Under article 2091 of the Civil Code of Quebec (the “C.C.Q.”), employers can terminate employment contracts of indeterminate length so long as the employee is given reasonable notice or an indemnity in lieu of reasonable notice. Under 2091 of the C.C.Q, what constitutes reasonable notice, or the amount of the indemnity owed, depends on the circumstances of each case, including the position held by the employee, the length of time they have been employed there, and the employee’s age.

However, what happens when an employment contract includes a clause that states that an employee is entitled to a specific amount as an indemnity in the event that their employment is terminated without cause? Which law applies – Quebec civil law or the law of the parties (i.e., the contract)?

To the detriment of the employer, the answer is that both can apply.

Structures Lamerain inc. c. Meloche, 2013 QCCS 1108 (“Structures Lamerain inc.”)

In Structures Lamerain inc., the plaintiffs were Alain and Yvan Meloche, two brothers who began working from a young age in their father’s steel structures company. Over 25 years of employment, the brother’s worked their way up to high level positions within the company. As explained by the Superior Court, in 2009, the company became insolvent. It filed a notice of intention under federal bankruptcy and insolvency law and, soon after, it negotiated a deal where most of its shares would be sold to another company.  As part of the deal, the brothers agreed to stay on with the company.

Their employment contracts contained the following liquidated damages clause:

“7. Termination of Employment

If, for whatever reason, the employment contract is terminated by Lamerain, the Employee will continue to receive every week during the twelve months (12) following the dismissal an amount equal to the salary he was receiving immediately before his employment was terminated; the sums paid represent liquidated damages for the termination”.

(Translation. Citations omitted.

The brothers were fired soon after the deal was finalized and Structures Lamerain inc. began paying the amount agreed to under the clause. The brothers later sued, claiming, among other things, that the indemnity provided by the clause was insufficient.

The Superior Court agreed with the brothers insofar as it found that, under article 2091 of the C.C.Q., they were entitled to more than 12 months indemnity. Taking the circumstances into account, including, the number of years the brothers worked for the company, their positions, their ability to find comparable employment, and the parties’ expectations in making the deal, the Superior Court found that the brothers were entitled to 18 months’ notice under the C.C.Q..

However, rather than nullifying the clause and simply applying civil law, the Superior Court decided that the brothers were entitled to a combination of the two: the brothers would receive the 12 months’ salary agreed to under the clause plus six months’ notice under civil law, for a total of 18 months.

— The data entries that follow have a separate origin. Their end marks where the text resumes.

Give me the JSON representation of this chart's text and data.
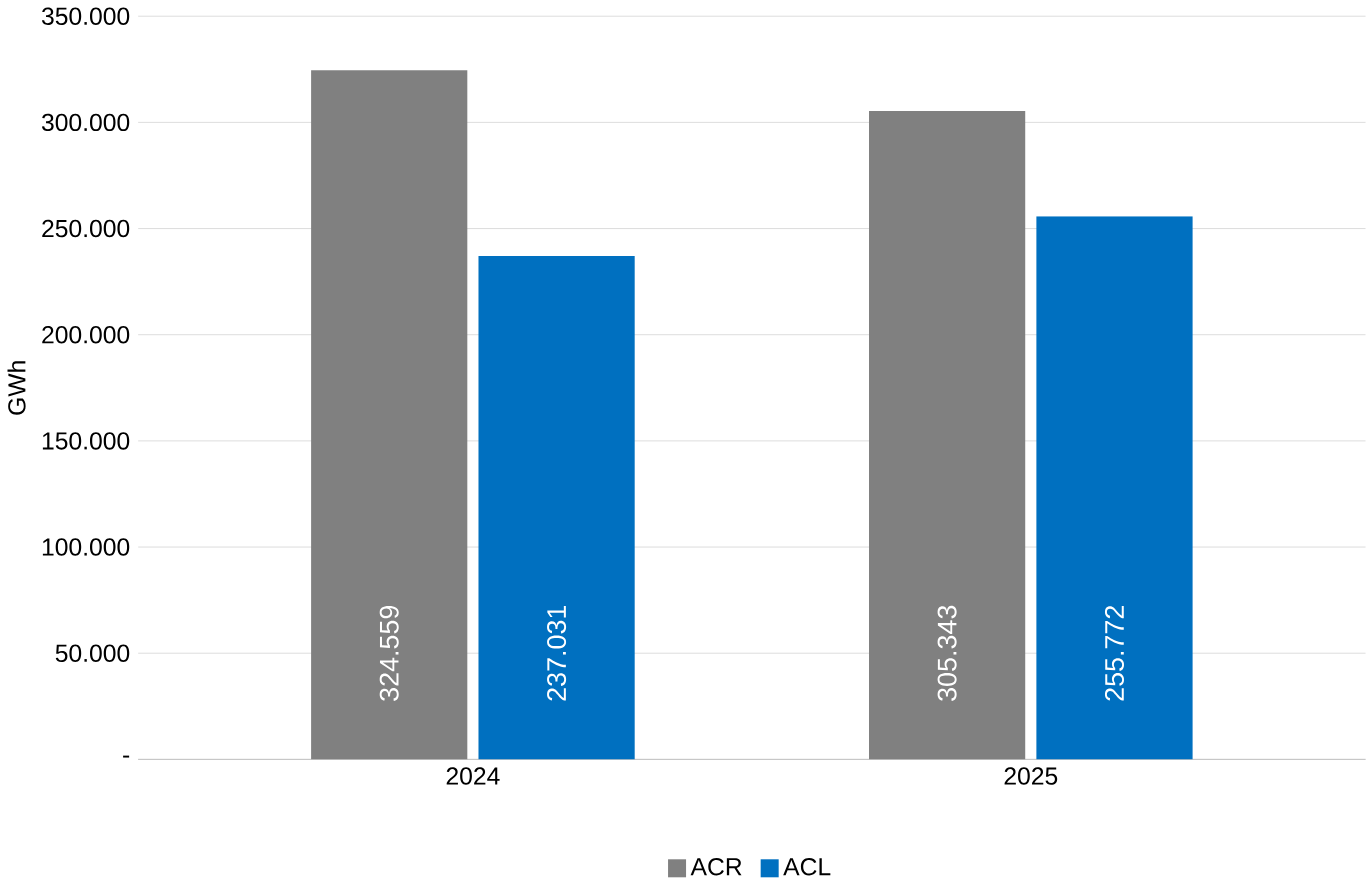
{
  "chart_data": {
    "type": "bar",
    "ylabel": "GWh",
    "categories": [
      "2024",
      "2025"
    ],
    "series": [
      {
        "name": "ACR",
        "color": "#808080",
        "values": [
          324559,
          305343
        ],
        "value_labels": [
          "324.559",
          "305.343"
        ]
      },
      {
        "name": "ACL",
        "color": "#0070c0",
        "values": [
          237031,
          255772
        ],
        "value_labels": [
          "237.031",
          "255.772"
        ]
      }
    ],
    "ylim": [
      0,
      350000
    ],
    "yticks": [
      {
        "value": 0,
        "label": "-"
      },
      {
        "value": 50000,
        "label": "50.000"
      },
      {
        "value": 100000,
        "label": "100.000"
      },
      {
        "value": 150000,
        "label": "150.000"
      },
      {
        "value": 200000,
        "label": "200.000"
      },
      {
        "value": 250000,
        "label": "250.000"
      },
      {
        "value": 300000,
        "label": "300.000"
      },
      {
        "value": 350000,
        "label": "350.000"
      }
    ],
    "grid": "y",
    "legend": "bottom"
  }
}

Quebec Court of Appeal affirms mitigation exception

The Quebec Court of Appeal confirmed the Superior Court’s decision, which it held was justified under article 2092 of the C.C.Q., which states that, an “employee may not renounce his right to obtain an indemnity for any injury he suffers where insufficient notice of termination is given or where the manner of resiliation is abusive.”  The Court of Appeal held that this article is a public order provision, meaning that employees cannot contract out of it by agreeing to a lesser amount.

However, where the clause really backfired on the employer was with regards to the principle of mitigation of damages. The Superior Court ruled, and the Court of Appeal affirmed, that the Meloche brothers would only have to mitigate their damages during the additional six months awarded under civil law.

The Court of Appeal confirmed an exception to the rule that the indemnity owed by the employer under articles 2091 and 2092 of the C.C.Q. may be reduced to the extent that the employee mitigated (or could have mitigated) their damages.1 Under this exception, where a “minimum standard” is established by an employment contract for the amount of notice or indemnity that an employee is entitled to upon termination, and the employer does not require that this amount be reduced if the employee mitigates his damages, then the employer cannot claim a failure to mitigate damages to reduce this “minimum standard” in the event that a greater period or amount is awarded under civil law. The employer can only claim a failure to mitigate damages for any additional amount awarded under civil law.

Consequently, had Structures Lamerain inc. not included a damages clause in their employment contract, they would have also been able to demand that the brothers mitigate their damages during the first 12 month period.

Notice clauses should be drafted with caution

This decision serves as a warning to employers seeking to limit their liability through termination notice clauses in Quebec employment contracts. If they are used, such clauses must be drafted with caution. Clauses which are found to violate articles 2091 and 2092 of the CCQ may not be nullified by the court and may be considered in conjunction with an employees’ civil law entitlement.